Тяжело дыша, она одаривает его суровым взглядом.
— Твои ноги весьма чудовищны.
— Чего?! — ахает она и, высвободившись, вскакивает, толкая его в плечо с такой силой, что он оказывается на спине под ней. Она почти ничего не весит. Рей такая маленькая, но занимает так много места в его голове. — Возьми свои слова обратно.
— Ты сама это сказала.
— Возьми свои слова обратно! У меня милые ножки.
— Омерзительно милые.
Её тёплое дыхание согревает его щёку, когда она заливается смехом.
— Что за чушь?
— Так и есть. Вроде бы было какое-то немецкое слово. Мило до омерзения.
Она прикусывает его за губу немного болезненно, а Бен… ему остаётся лишь только то, что у него лучше всего получается рядом с ней — полностью терять над собой контроль и требовать больше, чем имеет на то право, больше, чем она, возможно, может ему дать. Он переворачивает её и накрывает собой, превращая укус в поцелуй, или, может, это делает Рей, ведь именно она проводит языком по месту своего укуса.

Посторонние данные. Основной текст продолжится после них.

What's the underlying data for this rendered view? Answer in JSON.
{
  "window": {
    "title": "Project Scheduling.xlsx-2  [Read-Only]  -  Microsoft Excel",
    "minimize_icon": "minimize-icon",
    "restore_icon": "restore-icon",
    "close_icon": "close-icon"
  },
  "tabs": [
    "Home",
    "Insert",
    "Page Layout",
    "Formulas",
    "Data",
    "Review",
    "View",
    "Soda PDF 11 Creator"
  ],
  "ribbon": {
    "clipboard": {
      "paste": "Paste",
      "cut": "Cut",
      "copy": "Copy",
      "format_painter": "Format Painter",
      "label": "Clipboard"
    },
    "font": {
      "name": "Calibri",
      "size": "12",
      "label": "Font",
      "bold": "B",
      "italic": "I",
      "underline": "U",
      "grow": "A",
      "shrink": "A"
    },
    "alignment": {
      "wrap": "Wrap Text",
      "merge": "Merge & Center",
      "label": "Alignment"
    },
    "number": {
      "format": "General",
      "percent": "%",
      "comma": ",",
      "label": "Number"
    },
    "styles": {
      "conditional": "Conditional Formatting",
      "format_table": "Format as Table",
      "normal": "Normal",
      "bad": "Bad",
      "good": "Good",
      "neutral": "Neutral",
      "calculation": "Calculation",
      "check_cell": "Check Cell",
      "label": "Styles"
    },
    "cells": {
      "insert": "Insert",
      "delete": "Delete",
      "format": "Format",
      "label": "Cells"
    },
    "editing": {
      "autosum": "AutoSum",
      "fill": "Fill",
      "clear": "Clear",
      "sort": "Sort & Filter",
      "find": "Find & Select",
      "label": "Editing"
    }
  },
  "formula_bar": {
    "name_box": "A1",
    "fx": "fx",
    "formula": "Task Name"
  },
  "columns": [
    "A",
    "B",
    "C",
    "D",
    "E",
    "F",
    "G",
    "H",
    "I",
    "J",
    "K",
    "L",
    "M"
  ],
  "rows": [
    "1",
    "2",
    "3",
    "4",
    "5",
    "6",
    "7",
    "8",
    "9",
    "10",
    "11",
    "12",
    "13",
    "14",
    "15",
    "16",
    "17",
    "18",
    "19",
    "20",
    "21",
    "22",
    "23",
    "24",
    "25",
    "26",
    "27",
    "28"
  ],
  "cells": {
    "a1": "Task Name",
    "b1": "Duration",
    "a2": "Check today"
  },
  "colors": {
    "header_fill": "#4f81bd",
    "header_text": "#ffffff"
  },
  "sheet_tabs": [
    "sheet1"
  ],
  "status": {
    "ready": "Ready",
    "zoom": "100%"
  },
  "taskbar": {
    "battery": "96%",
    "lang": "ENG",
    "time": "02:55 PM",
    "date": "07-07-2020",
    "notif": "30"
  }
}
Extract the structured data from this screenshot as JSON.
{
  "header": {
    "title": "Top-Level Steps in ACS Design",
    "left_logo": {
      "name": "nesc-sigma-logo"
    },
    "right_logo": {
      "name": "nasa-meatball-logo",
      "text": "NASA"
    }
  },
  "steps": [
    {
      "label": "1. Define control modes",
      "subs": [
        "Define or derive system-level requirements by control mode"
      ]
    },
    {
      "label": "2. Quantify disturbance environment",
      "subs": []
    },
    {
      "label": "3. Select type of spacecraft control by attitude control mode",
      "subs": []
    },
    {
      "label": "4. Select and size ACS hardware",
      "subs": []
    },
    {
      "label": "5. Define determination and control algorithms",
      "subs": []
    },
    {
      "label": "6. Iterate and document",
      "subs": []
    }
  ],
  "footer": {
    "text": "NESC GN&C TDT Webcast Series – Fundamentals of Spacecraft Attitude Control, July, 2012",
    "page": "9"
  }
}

Он должен попросить разрешения. Уместно ли это. Бен так и собирается поступить, но как же легко поддаться её рукам, которые обвивают его шею и тянут вниз; она тёплая, мягкая, пылкая, окутанная их общим запахом от самого неземного и умопомрачительного секса, которым он когда-либо занимался. Бен думал, что секса в его жизни было достаточно, чтобы точно знать — ему это больше неинтересно. А потом, спустя более десяти лет, появилась Рей.
Ничего он не знал.
Она вся липкая по его вине. Он должен отнести её в душ и отмыть, позаботиться о ней, но понимает — единственное его желание, чтобы она такой и оставалась. Испачкать её ещё больше. Но позволит ли она трахнуть себя ещё раз? Если ей хорошо с ним, он кончит раз десять подряд и всё равно не сможет держать себя в руках больше пяти минут. Как опрометчиво было впустить Рей в свою жизнь. Просто пиздец.